Быстро схватив капсулу, он бросил ее в рот: сдача на милость, вызванная чувством, будто он нечестно дразнит юродивую с младенческим разумом, бесцельно требуя признания того, что ему было уже известно. Сказал же сегодня утром доктор Карр, что ему больше не будут давать наркотические препараты, только такие вот легкие успокоительные, которые подействуют на него не больше, чем слабенький мартини. Это была правда. Он от других ничего не почувствовал, и от этой ничего не почувствует.

Он без возражений потянул воду из трубочки-поилки, сочтя за лучшее не напоминать мисс Харш, что сказал ей доктор Карр, когда, придя, застал ее за тем, что она ложечкой скармливала ему завтрак в рот: нельзя обращаться с ним, как с беспомощным инвалидом. Он пил жадно и долго, после того как проглотил капсулу. Улыбка ее, возможно, выражала бы признательность, не будь выражение лица медсестры точно таким же, с каким она реагировала на все остальное, что происходило вокруг: оно не изменилось после резкого замечания доктора Кара, оно не менялось и когда она, купая его, прошлась шершавой губкой по гениталиям и вдруг отдернула руку, почувствовав, как плоть коснулась плоти, всего на мгновение, но и его хватило, чтобы увидеть в неизменной ее улыбке неприятный знак плотоядного вожделения.

Забудь ты о ней, посоветовал он самому себе, припомнив, как однажды режиссер сказал о слабоумной старой актрисе: «Не надо ее винить, ее надо пожалеть». Он закрыл глаза, намеренно стараясь не давать мозгу никакой пищи для раздумий.

Должно быть, это ему удалось, потому как иначе не объяснить провал между видением того, как она уходит со стаканом, и внезапным осознанием – он видит ее возвращающейся из коридора, вновь склоняющейся к нему, на этот раз держа в руках кучу цветов, кое-как собранных в букет.

– Взгляните, какой прелестный у нас сюрприз! – воскликнула она, тыча в него цветами, забивая ему ноздри удушающе приторным ароматом.

Джадд срыгнул, стараясь не дать вернуться вчерашней тошноте.

– Они прелестны, верно? – трещала она, требуя согласия, как платы за то, чтобы оставить его в покое, по счастью, не стала дожидаться полной его капитуляции, а повернулась, чтобы положить цветы на комод, обратив к больному всю необъятность туго затянутых в одежду ягодиц. Как бы издали донеслись ее слова:

– А теперь мы сыграем в нашу маленькую игру. – Она повернулась обратно, высоко, дразнящим жестом подняв белый прямоугольник визитной карточки. – Ну-ка, кто, по-вашему, этот дорогой друг, приславший нам эти прелестные, прелестные цветы?
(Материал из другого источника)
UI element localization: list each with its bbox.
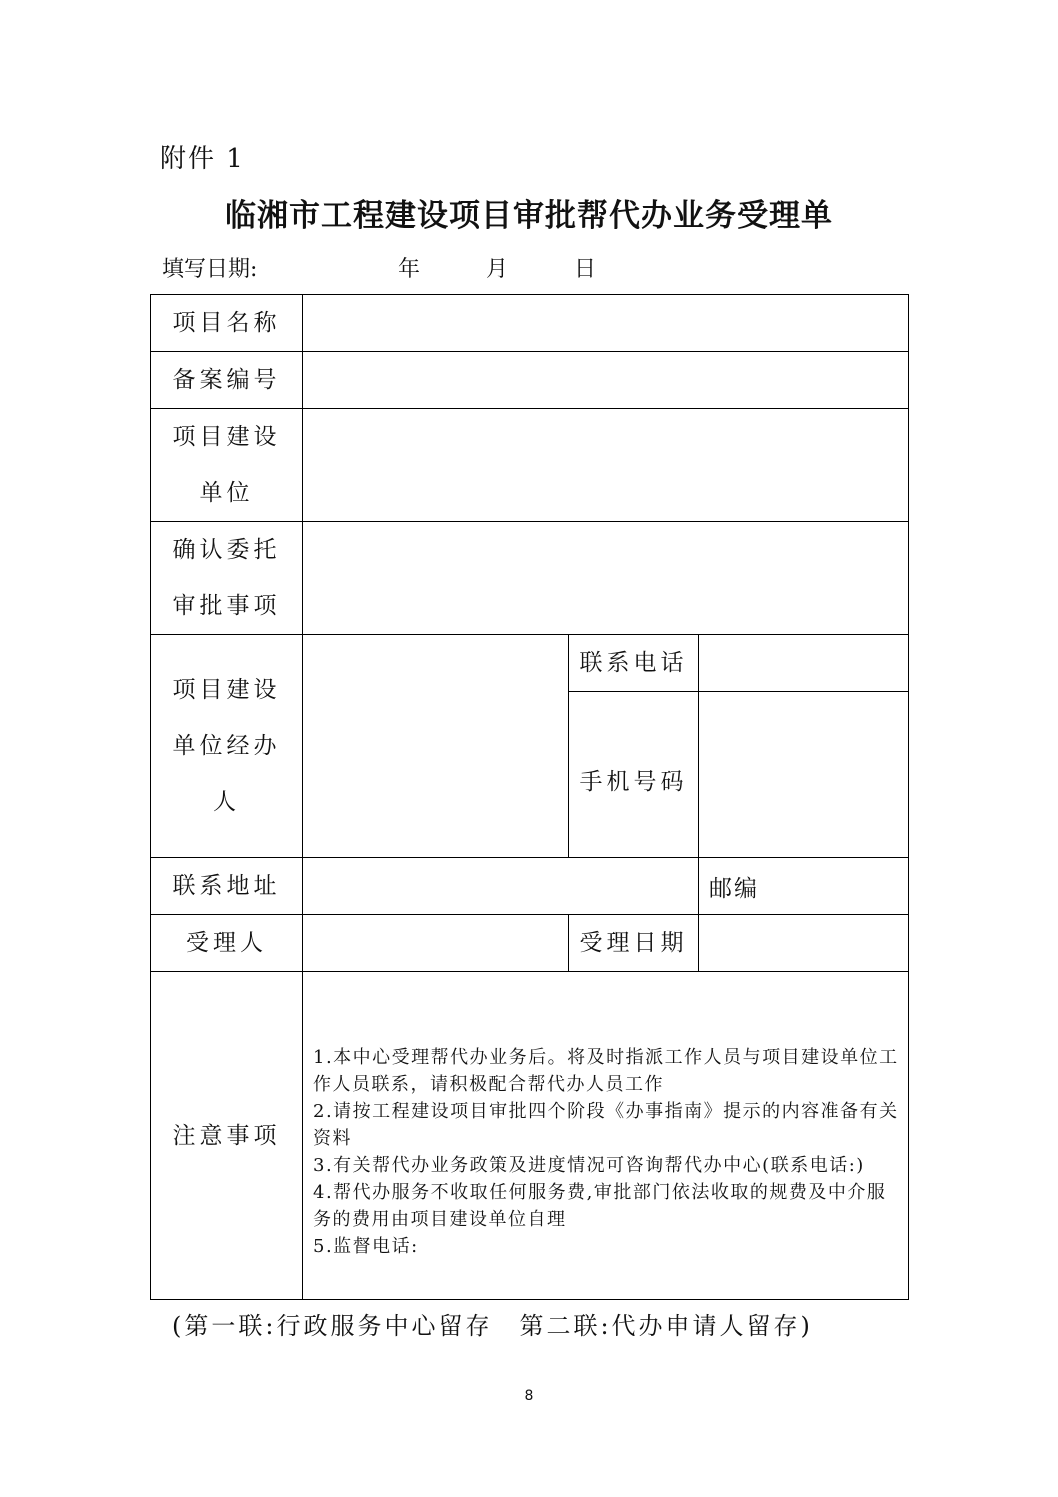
fill-date-label: 填写日期:: [162, 257, 258, 282]
notes-label: 注意事项: [151, 972, 303, 1300]
postcode-label: 邮编: [709, 875, 759, 902]
note-item: 4.帮代办服务不收取任何服务费,审批部门依法收取的规费及中介服务的费用由项目建设单位自理: [313, 1181, 887, 1230]
handler-label-line2: 单位经办: [172, 733, 281, 759]
mobile-field[interactable]: [699, 692, 909, 858]
construction-unit-label: [151, 409, 303, 522]
attachment-label: 附件 1: [160, 144, 245, 174]
address-field[interactable]: [303, 858, 699, 915]
receiver-field[interactable]: [303, 915, 569, 972]
fill-date-month: 月: [486, 257, 509, 282]
entrusted-items-field[interactable]: [303, 522, 909, 635]
contact-phone-label: 联系电话: [569, 635, 699, 692]
handler-field[interactable]: [303, 635, 569, 858]
handler-label-line1: 项目建设: [172, 677, 281, 703]
fill-date-year: 年: [398, 257, 421, 282]
receiver-label: 受理人: [151, 915, 303, 972]
record-number-label: 备案编号: [151, 352, 303, 409]
fill-date-day: 日: [574, 257, 597, 282]
notes-list: [303, 992, 908, 1280]
note-item: 3.有关帮代办业务政策及进度情况可咨询帮代办中心(联系电话:): [313, 1154, 865, 1176]
construction-unit-label-line2: 单位: [199, 480, 254, 506]
application-form: [150, 294, 909, 1300]
note-item: 2.请按工程建设项目审批四个阶段《办事指南》提示的内容准备有关资料: [313, 1100, 899, 1149]
note-item: 5.监督电话:: [313, 1235, 419, 1257]
postcode-cell[interactable]: [699, 858, 909, 915]
entrusted-items-label-line1: 确认委托: [172, 537, 281, 563]
construction-unit-label-line1: 项目建设: [172, 424, 281, 450]
handler-label: [151, 635, 303, 858]
construction-unit-field[interactable]: [303, 409, 909, 522]
project-name-label: 项目名称: [151, 295, 303, 352]
receive-date-field[interactable]: [699, 915, 909, 972]
page-number: 8: [524, 1388, 534, 1404]
note-item: 1.本中心受理帮代办业务后。将及时指派工作人员与项目建设单位工作人员联系，请积极配合帮代办人员工作: [313, 1046, 899, 1095]
record-number-field[interactable]: [303, 352, 909, 409]
copy-note-footer: (第一联:行政服务中心留存 第二联:代办申请人留存): [172, 1312, 813, 1340]
mobile-label: 手机号码: [569, 692, 699, 858]
handler-label-line3: 人: [213, 789, 240, 815]
entrusted-items-label: [151, 522, 303, 635]
address-label: 联系地址: [151, 858, 303, 915]
notes-cell: [303, 972, 909, 1300]
entrusted-items-label-line2: 审批事项: [172, 593, 281, 619]
project-name-field[interactable]: [303, 295, 909, 352]
contact-phone-field[interactable]: [699, 635, 909, 692]
receive-date-label: 受理日期: [569, 915, 699, 972]
page-title: 临湘市工程建设项目审批帮代办业务受理单: [225, 198, 833, 234]
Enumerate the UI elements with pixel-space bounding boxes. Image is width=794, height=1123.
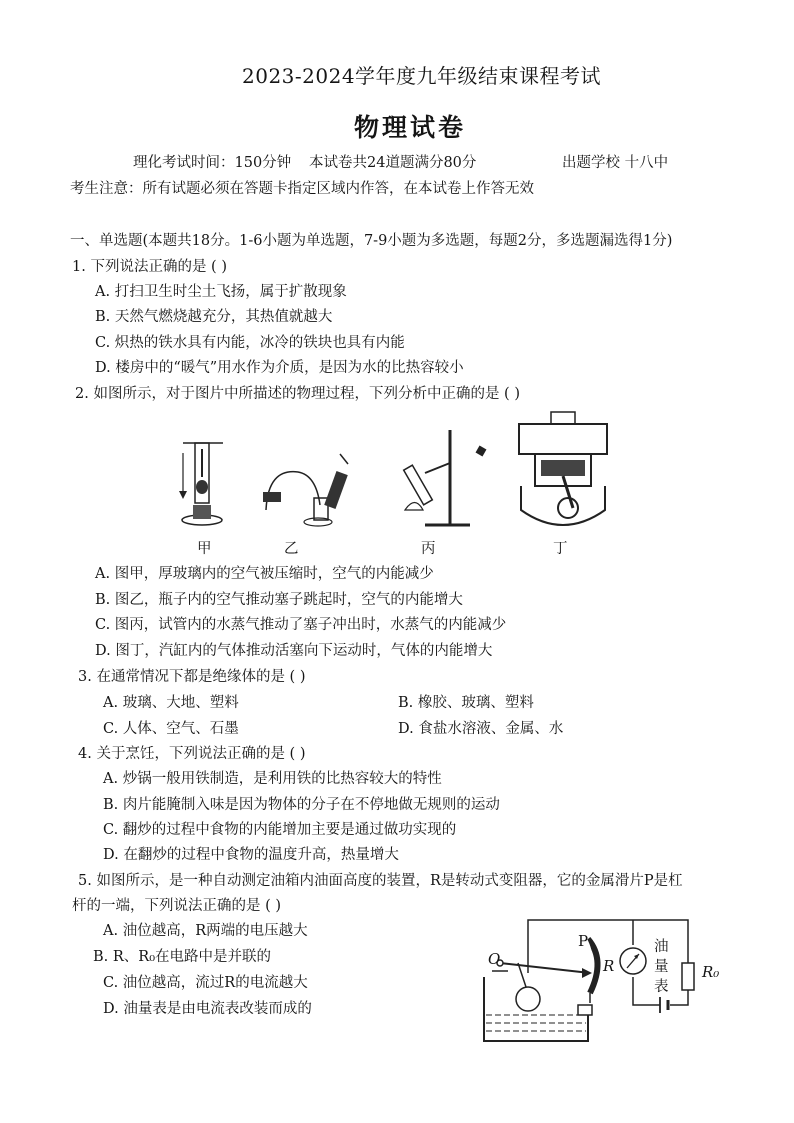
question-1-option-b: B. 天然气燃烧越充分，其热值就越大 — [95, 309, 333, 325]
question-3-option-d: D. 食盐水溶液、金属、水 — [398, 721, 564, 737]
question-2-stem: 2. 如图所示，对于图片中所描述的物理过程，下列分析中正确的是 ( ) — [75, 386, 520, 402]
question-2-option-b: B. 图乙，瓶子内的空气推动塞子跳起时，空气的内能增大 — [95, 592, 463, 608]
paper-title: 物理试卷 — [354, 113, 467, 142]
circuit-label-r0: R₀ — [702, 963, 720, 981]
circuit-label-r: R — [603, 957, 615, 975]
figure-label-ding: 丁 — [553, 541, 568, 557]
oil-level-circuit-diagram — [478, 915, 723, 1045]
figure-bing-test-tube — [395, 425, 505, 535]
question-1-option-a: A. 打扫卫生时尘土飞扬，属于扩散现象 — [95, 284, 347, 300]
question-4-option-a: A. 炒锅一般用铁制造，是利用铁的比热容较大的特性 — [103, 771, 442, 787]
figure-yi-bottle-pump — [258, 450, 368, 530]
figure-label-jia: 甲 — [197, 541, 212, 557]
question-5-stem-line-2: 杆的一端，下列说法正确的是 ( ) — [72, 898, 282, 914]
figure-label-yi: 乙 — [284, 541, 299, 557]
circuit-label-o: O — [488, 950, 501, 968]
question-5-option-d: D. 油量表是由电流表改装而成的 — [103, 1001, 312, 1017]
figure-label-bing: 丙 — [421, 541, 436, 557]
question-3-option-c: C. 人体、空气、石墨 — [103, 721, 239, 737]
question-1-option-c: C. 炽热的铁水具有内能，冰冷的铁块也具有内能 — [95, 335, 405, 351]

Джадд сомкнул глаза, пытаясь убежать в сон, но его преследовал ее неотвязчивый голос, взлетевший теперь на высоту фальцета.

– «С наилучшими пожеланиями скорого выздоровления – Элоиз и Роджер Старк».

– Старк?!

Словно споткнувшись, убегавший разум Джадда встал как вкопанный, дыхание замерло, будто больной услышал предупредительный крик. Он невольно бросил взгляд на раскрытую дверь, едва не различая за ней Роджера Старка, взирающего на него сверху вниз с выражением холодного торжества: мимолетное видение, медленно уступившее место уже утвердившейся в сознании уверенности, что Старк не так уж и грозен, каким когда-то казался.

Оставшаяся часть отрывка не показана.